Tuesday 15 March 2011

Radio 4

For anyone attempting to bluff their way as a Middle Class person, this is the it: the acid test, the deal-breaker, the ultimate short hand way of accruing those essential points.  Think of it as your access all areas pass to backstage bourgeois success.   Anyone who does not listen to Radio 4 cannot be Middle Class - others will notice, and you will fail.

For the uninitiated, Radio 4 is a BBC talk radio station that caters exclusively for the liberal chattering classes.  It's programmes often deliberately sound vaguely academic and obscure, in order to satisfy its' listeners need for Supper Party conversation starters.  A typical schedule in one day might include items on Ottoman Empire pottery, String Theory, ASBO's and obesity, and the effect of divorce rates on property prices in northern England. 

These items are interspersed with regular programmes that have a vocal fan base, dedicated to the point of personality disorder.  Most notable of these is the interminable rural soap The Archers, which rabid listeners occasionally confuse with real life.
The second key reference is the pointlessly shouty Today Programme, in which aging broadcasting alpha males interrupt politicians with irrelevant questions they've been fed through an ear piece, until everybody weeps hot tears of despair over the future of ring-fenced funding for playing fields in the borough of Tower Hamlets.

An easy way to impress a new Middle Class acquaintance who may be suspicious that you do not have the right credentials, is to make a casual reference to something you heard on Radio 4.  This should have some relevance to your environment, and make it clear in an understated way that you are something of an intellectual.  Double points if it also references another key Middle Class theme, such as locally produced food or standards of education.
For example, while at the cheese stall of your local Farmers' Market, you might make a casual reference to a programme you heard about the influence of large supermarket purchasing power on traditional methods of sheep rearing in the Cotswolds.
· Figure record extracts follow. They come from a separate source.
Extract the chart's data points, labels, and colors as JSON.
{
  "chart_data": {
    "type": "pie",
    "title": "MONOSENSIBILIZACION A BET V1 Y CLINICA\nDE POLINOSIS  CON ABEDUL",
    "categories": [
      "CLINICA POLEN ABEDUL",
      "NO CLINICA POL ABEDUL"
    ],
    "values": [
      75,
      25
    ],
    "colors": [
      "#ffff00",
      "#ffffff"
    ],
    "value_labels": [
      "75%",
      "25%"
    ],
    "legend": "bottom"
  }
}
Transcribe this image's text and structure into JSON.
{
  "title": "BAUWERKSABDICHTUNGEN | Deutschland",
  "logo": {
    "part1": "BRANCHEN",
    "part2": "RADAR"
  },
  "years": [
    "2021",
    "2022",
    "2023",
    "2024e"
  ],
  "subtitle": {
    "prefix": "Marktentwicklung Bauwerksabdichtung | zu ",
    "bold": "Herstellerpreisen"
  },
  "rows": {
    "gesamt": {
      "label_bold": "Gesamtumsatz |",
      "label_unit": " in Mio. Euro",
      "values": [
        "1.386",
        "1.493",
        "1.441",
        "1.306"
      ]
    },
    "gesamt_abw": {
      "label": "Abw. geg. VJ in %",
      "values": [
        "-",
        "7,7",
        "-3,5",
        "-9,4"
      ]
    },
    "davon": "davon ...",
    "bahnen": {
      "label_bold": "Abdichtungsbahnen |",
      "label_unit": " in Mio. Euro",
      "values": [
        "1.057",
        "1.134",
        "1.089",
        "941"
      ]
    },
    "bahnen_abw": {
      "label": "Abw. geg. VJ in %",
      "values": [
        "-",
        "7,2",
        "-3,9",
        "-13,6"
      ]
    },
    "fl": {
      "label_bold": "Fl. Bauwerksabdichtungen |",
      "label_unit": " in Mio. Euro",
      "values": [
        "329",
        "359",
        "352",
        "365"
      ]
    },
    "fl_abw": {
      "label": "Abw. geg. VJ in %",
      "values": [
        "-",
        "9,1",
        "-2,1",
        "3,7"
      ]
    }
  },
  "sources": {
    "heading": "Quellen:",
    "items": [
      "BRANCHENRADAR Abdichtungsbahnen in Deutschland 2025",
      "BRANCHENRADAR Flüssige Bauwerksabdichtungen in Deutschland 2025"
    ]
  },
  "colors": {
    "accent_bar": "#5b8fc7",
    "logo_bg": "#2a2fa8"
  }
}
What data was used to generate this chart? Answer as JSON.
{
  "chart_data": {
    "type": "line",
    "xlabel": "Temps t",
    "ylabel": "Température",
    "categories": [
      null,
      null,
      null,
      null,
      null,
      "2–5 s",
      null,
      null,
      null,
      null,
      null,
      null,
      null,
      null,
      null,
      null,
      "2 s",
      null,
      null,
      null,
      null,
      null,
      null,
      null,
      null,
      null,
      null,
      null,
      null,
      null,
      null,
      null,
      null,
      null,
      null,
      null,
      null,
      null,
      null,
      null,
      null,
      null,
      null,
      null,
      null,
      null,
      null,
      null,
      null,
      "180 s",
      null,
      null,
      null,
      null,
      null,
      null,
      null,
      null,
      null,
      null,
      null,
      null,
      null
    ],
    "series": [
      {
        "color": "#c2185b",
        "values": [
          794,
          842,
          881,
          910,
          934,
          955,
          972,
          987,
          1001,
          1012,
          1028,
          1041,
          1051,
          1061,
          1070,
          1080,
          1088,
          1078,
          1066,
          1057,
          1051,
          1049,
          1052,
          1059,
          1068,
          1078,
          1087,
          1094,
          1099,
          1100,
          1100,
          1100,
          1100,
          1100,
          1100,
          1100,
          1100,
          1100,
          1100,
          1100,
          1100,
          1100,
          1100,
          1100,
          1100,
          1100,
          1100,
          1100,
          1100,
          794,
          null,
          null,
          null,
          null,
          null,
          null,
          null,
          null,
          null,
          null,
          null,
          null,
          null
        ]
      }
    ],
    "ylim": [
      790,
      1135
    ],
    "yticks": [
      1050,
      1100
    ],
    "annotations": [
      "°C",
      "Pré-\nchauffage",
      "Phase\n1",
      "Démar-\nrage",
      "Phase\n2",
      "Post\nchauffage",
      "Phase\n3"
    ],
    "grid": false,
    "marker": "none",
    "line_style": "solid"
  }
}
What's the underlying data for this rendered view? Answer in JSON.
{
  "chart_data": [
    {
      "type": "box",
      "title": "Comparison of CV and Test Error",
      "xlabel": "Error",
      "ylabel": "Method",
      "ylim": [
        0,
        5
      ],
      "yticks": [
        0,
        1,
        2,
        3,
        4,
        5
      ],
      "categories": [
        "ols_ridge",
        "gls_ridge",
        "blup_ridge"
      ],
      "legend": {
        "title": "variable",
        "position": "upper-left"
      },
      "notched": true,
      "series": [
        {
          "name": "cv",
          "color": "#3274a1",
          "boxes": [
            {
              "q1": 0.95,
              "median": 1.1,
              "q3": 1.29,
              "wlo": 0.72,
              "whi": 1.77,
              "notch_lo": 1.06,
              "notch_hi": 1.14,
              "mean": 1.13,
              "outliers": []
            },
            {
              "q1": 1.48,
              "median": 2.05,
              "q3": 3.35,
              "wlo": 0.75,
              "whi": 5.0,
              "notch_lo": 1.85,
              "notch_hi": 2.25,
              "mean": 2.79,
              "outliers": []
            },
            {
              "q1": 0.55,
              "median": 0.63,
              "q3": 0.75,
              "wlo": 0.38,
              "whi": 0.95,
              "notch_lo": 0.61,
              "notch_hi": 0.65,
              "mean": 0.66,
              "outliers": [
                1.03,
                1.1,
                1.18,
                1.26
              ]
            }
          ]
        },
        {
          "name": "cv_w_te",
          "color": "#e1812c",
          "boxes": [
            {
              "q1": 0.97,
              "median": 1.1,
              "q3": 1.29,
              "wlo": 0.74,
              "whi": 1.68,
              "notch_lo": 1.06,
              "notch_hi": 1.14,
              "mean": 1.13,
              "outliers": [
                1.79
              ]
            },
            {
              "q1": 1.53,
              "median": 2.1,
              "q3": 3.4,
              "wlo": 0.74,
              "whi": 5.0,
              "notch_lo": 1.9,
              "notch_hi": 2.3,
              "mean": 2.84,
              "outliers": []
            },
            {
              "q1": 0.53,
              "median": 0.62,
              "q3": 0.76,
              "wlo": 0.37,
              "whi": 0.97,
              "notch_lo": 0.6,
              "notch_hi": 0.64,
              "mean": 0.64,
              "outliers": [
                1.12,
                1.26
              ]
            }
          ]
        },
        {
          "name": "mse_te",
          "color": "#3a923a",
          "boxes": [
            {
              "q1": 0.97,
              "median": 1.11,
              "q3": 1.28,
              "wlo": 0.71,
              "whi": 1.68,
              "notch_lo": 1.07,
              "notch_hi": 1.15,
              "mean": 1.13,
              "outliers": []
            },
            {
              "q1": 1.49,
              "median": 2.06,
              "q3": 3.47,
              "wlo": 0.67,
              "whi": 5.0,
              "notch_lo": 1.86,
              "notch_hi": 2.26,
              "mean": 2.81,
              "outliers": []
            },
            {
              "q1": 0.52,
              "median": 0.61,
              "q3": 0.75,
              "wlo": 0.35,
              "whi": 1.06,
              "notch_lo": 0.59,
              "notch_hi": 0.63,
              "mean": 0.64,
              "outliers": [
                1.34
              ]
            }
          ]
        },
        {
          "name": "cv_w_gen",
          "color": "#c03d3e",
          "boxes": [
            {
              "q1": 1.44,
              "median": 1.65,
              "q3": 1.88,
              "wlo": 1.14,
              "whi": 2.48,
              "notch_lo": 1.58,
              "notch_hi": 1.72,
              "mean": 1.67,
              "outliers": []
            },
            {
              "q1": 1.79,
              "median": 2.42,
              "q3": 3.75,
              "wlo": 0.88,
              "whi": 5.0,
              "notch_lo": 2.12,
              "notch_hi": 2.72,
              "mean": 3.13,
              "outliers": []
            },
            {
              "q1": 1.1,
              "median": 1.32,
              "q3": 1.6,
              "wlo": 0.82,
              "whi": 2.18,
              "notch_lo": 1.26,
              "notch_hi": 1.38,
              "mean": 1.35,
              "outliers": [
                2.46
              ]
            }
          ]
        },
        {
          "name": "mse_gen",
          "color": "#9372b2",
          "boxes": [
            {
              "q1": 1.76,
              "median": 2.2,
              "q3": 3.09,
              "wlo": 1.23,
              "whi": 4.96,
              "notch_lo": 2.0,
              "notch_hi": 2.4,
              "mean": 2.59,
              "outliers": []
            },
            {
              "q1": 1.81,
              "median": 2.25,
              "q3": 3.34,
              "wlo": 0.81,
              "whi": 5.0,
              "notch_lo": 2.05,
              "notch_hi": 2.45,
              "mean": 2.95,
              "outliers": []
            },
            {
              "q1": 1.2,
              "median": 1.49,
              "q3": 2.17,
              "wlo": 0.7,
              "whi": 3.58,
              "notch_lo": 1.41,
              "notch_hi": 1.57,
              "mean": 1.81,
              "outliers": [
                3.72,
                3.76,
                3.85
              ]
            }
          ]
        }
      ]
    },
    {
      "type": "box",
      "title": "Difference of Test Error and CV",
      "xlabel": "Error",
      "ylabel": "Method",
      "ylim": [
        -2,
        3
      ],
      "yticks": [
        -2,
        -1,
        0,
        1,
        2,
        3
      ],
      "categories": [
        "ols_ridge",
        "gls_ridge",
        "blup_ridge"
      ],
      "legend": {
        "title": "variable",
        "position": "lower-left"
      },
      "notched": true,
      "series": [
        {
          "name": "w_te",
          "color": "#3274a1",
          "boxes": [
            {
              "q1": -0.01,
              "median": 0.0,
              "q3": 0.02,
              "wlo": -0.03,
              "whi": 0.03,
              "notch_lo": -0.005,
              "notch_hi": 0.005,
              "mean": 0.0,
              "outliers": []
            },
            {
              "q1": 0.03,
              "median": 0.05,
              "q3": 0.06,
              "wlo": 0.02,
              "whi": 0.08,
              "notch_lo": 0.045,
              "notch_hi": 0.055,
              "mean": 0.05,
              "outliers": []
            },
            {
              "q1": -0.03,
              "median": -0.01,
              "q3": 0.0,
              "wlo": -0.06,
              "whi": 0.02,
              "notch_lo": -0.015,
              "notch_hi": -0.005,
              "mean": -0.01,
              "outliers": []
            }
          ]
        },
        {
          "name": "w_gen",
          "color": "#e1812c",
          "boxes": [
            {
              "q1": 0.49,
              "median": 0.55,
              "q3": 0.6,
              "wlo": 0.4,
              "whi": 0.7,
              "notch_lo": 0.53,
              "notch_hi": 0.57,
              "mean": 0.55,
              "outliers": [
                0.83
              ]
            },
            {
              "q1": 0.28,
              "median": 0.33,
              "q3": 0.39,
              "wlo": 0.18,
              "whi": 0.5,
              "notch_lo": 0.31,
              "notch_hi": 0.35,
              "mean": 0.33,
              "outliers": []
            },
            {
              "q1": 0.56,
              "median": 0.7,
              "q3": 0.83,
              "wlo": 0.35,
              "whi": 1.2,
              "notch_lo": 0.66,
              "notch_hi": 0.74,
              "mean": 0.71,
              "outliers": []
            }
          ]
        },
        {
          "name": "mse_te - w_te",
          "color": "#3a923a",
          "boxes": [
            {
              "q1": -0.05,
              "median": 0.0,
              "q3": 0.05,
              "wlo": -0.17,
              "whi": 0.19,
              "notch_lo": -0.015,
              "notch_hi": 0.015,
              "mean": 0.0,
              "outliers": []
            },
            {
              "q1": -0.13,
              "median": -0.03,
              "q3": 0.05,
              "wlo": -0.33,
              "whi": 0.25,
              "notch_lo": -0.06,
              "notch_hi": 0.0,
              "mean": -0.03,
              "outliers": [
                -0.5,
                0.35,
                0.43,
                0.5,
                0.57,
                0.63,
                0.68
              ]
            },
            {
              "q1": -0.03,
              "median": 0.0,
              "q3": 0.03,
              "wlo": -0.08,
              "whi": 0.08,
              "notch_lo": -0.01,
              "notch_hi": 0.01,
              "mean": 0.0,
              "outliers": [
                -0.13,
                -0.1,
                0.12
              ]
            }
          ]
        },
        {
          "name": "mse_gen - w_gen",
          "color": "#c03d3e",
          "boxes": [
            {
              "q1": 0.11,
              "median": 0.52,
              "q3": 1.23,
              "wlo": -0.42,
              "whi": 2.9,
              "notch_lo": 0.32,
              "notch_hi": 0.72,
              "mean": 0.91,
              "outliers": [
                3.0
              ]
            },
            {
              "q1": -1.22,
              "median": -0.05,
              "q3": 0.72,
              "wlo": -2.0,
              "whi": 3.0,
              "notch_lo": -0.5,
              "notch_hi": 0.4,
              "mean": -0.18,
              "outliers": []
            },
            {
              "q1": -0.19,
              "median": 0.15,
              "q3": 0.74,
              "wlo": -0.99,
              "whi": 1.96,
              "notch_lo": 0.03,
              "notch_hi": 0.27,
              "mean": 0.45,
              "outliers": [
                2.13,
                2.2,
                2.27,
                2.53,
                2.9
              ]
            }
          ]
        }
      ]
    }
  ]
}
Other key phrases to remember for emergencies:
"Did you hear the Duchess of Cornwall on the Archers? I can't believe they closed the Post Office in Ambridge for her visit, it's hard enough to access key services in rural areas these days."

"I thoroughly enjoyed John Humphreys giving the Secretary for Transport a grilling this week on the Today Programme.  Fuel prices are a scandal - and i can hardly see us managing the school run on public transport..."

If in doubt at any point, make a sneering reference to Chris Moyles.